Данте хочет заинтересовать тех людей, которых он считает несчастными. Он не описывает внешних объектов, как это делают французские поэты. Его единственное средство выражения – возбуждать симпатию к захватывающим его эмоциям. Он всегда показывает нам не сам предмет, а впечатление, оставшееся от него в душе («E caddi come corpo morto cade» – «И я упал, как падает мертвец». Ад, песнь V, 142).
Одержимый божественным исступлением, подобно ветхозаветному пророку, Микеланджело с гордостью отвергает любую симпатию. Он говорит людям: «Подумайте о самих себе, вот Бог Израиля приближается в гневе своем».
Некоторым удавалось с относительным успехом изобразить в картинах творения Гомера или Вергилия. Все гравюры к Данте, что я видел, в крайней степени смехотворны (например, «Граф Уголино» Джошуа Рейнольдса). А все потому, что для этого необходима сила, а она сегодня встречается все реже.
Микеланджело читал великого художника Средневековья в издании in-folio с комментариями Ландино и полями в шесть дюймов. Сам того не замечая, он рисовал пером на полях все то, что заставлял его увидеть поэт. Этот том погиб в море.
Доменико ди Микелино. Данте и три Царства. 1465 г. Музей Дуомо. Флоренция. Справа – стены Флоренции, слева – гора Чистилища и Ад, вверху – райские сферы.
Карта Флоренции из атласа «Cosmographia Claudii Ptolomaei Alexandrini». Картограф – Пьеро ди Якопо дель Массайо. XV в.
«Страшный суд» (окончание)
Работая над «Страшным судом», Микеланджело упал с лесов и сильно поранил ногу. Он закрылся у себя и никого не хотел видеть. Случай привел к нему знаменитого врача Баччо Ронтини, почти столь же своенравного, как его друг, но все двери оказались запертыми. Поскольку никто – ни слуги, ни соседи – не отвечал, Ронтини с большим трудом спустился в погреб и, с не меньшим трудом поднявшись оттуда наверх, наконец попал к Буонарроти, запершемуся в комнате и собравшемуся там умереть. Баччо не пожелал оставить его одного, насильно дал какие-то лекарства и вылечил его.

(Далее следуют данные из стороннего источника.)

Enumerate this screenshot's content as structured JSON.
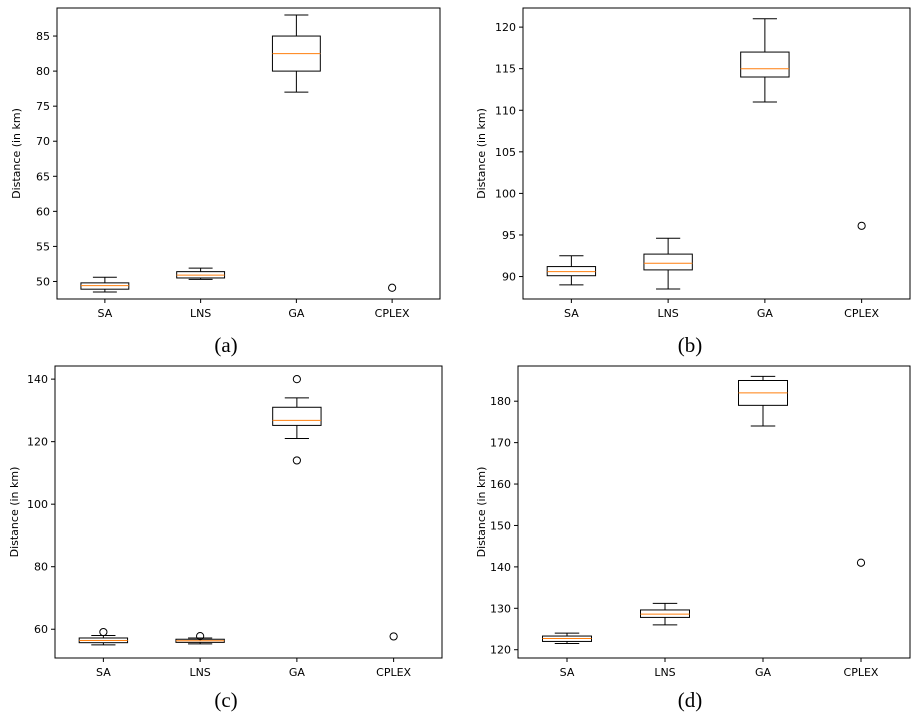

Микеланджело потратил восемь лет на «Страшный суд» и открыл его на всеобщее обозрение в Рождество 1541 года; ему было тогда шестьдесят семь лет
[52]
.
В Неаполе находится произведение, которое очень облегчает изучение этой грандиозной, закопченной восковыми свечами картины. Это отлично прорисованный эскиз, авторство которого приписывают самому Буонарроти; считают, что краски были наложены под его наблюдением его другом Марчелло Венусти. Фигуры меньше ладони, но вопреки этому они прекрасно сохраняют свой величественный и грозный характер. Эта любопытная картина отличается такой свежестью красок, будто нарисована в наши дни. Сегодня, когда оригинал так пострадал, она бесценна.
Меня уверяют, что у семейства Колонна в Риме есть еще одна копия работы Венусти.
Микеланджело Буонарроти. Страшный суд. Фрагмент. Ангелы повергают колонну – символ преходящей земной власти.
Микеланджело Буонарроти. Страшный суд. Фрагмент.
Микеланджело Буонарроти. Набросок к «Страшному суду».
Фрески в капелле Паолина
Построив капеллу рядом с Сикстинской (1549 г.), Павел III приказал расписать ее великому художнику, который ему служил. Там можно найти остатки двух больших фресок: «Обращение св. Павла» и «Распятие св. Петра». Восемь или десять раз в году в этой капелле служат сорокачасовые мессы с поразительным количеством свечей. Я смог рассмотреть лишь белого коня св. Павла. Надо бы поторопиться и скопировать эти картины
[53]
.
Это была последняя работа Микеланджело, говорившего, что ему стоило большого труда окончить ее. Ему было семьдесят пять лет. Это возраст не для занятий живописью, и тем более фресками. В Неаполе показывают несколько картонов к этим двум картинам.